One of the lesser-known careers in the Air Force is aircraft metals technology, an essential role in manufacturing complex parts directly supporting the B-1B Lancer’s shape and function. The shop also indirectly produces parts for peripherals such as airfield ground equipment and snow removal vehicles.

“Most people don’t associate machinists with the Air Force,” said Senior Airman Stevie Wright, 28th MXS aircraft metals technology journeyman. “This tour really helps curious minds be able to peek behind the wall and see how we operate.”

Wright and his Airmen showed a variety of machines that metals technology shop uses to manufacture parts, including a computer numerical control machine (CNC), welding stations and a waterjet cutting machine.
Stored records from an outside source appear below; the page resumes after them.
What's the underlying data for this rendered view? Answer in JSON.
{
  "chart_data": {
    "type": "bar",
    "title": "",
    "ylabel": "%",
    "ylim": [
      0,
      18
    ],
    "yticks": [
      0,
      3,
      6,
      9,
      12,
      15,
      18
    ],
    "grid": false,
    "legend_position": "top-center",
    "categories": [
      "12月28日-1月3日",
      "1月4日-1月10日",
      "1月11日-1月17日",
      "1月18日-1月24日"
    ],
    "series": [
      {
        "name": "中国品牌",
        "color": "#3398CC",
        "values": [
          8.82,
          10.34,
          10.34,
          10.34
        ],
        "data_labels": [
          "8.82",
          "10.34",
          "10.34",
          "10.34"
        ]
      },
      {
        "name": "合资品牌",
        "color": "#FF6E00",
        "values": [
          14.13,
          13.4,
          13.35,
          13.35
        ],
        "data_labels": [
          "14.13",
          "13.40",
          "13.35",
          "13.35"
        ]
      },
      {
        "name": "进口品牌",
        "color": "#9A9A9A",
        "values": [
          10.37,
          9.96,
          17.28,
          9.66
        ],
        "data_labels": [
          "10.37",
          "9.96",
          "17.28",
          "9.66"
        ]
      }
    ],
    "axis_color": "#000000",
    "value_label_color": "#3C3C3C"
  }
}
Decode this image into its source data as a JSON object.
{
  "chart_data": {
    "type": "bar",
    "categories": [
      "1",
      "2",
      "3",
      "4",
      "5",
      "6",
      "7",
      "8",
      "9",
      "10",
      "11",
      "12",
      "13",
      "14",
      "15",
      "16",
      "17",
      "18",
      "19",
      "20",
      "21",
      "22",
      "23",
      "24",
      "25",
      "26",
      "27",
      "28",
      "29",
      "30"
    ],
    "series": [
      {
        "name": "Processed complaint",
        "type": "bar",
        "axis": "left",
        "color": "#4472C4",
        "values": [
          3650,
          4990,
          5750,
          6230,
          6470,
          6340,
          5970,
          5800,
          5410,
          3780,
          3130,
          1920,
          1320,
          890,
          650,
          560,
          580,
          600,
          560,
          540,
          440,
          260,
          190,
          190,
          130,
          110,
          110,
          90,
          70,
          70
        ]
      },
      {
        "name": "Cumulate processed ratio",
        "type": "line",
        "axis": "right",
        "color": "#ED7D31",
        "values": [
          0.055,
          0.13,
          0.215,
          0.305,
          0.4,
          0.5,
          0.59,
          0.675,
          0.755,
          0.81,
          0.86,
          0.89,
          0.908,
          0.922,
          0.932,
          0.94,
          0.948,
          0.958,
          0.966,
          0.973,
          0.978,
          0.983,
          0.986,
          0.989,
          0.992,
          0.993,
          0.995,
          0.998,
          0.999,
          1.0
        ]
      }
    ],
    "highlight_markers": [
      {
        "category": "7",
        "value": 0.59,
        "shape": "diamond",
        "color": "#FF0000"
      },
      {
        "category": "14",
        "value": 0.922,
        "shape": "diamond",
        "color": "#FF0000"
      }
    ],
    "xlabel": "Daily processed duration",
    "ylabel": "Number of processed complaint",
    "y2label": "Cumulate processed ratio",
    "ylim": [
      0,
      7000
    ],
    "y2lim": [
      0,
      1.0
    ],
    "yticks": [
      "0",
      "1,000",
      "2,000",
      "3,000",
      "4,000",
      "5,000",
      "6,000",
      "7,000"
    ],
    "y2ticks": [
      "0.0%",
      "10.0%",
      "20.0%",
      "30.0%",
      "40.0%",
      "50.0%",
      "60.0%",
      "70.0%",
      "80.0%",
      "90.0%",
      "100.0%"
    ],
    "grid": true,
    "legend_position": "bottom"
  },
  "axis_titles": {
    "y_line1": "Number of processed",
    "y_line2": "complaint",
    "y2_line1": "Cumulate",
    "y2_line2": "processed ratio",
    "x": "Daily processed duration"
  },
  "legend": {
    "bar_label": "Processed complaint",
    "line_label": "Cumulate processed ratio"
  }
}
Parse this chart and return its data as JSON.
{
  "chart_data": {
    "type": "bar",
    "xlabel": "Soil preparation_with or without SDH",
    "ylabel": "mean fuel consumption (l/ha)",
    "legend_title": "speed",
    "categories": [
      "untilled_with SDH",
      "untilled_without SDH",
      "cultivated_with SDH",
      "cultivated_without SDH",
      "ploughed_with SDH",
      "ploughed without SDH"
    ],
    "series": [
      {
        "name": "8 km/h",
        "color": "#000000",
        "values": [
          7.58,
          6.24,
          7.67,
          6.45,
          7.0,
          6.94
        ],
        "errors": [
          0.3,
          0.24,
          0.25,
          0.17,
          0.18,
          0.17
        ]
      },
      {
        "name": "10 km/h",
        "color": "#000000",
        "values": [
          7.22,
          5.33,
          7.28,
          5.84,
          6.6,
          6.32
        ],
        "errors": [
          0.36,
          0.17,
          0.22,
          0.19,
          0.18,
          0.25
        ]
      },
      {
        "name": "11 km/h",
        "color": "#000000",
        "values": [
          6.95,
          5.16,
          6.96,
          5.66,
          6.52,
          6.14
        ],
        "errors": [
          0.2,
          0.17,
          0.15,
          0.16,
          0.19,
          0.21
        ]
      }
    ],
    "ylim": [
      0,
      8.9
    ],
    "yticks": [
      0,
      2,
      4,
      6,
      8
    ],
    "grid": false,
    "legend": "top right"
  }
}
Many students attending the tour are only a few months away from graduation. This experience granted them the opportunity to build a rapport with Airmen and gain insight into what careers the Air Force has to offer.

“I loved how it was hands on,” said Zoey, a Douglas High School student. “They showed us broad career paths to choose from and it was very educational.”

Students also got the chance to ask Airmen about career and travel opportunities, what you can expect during the enlistment process, as well as building mentorship relationships with Airmen.

“Having guidance prior to joining the military is something I’ve always valued,” said Stewart. “It feels great to do the same for these students.”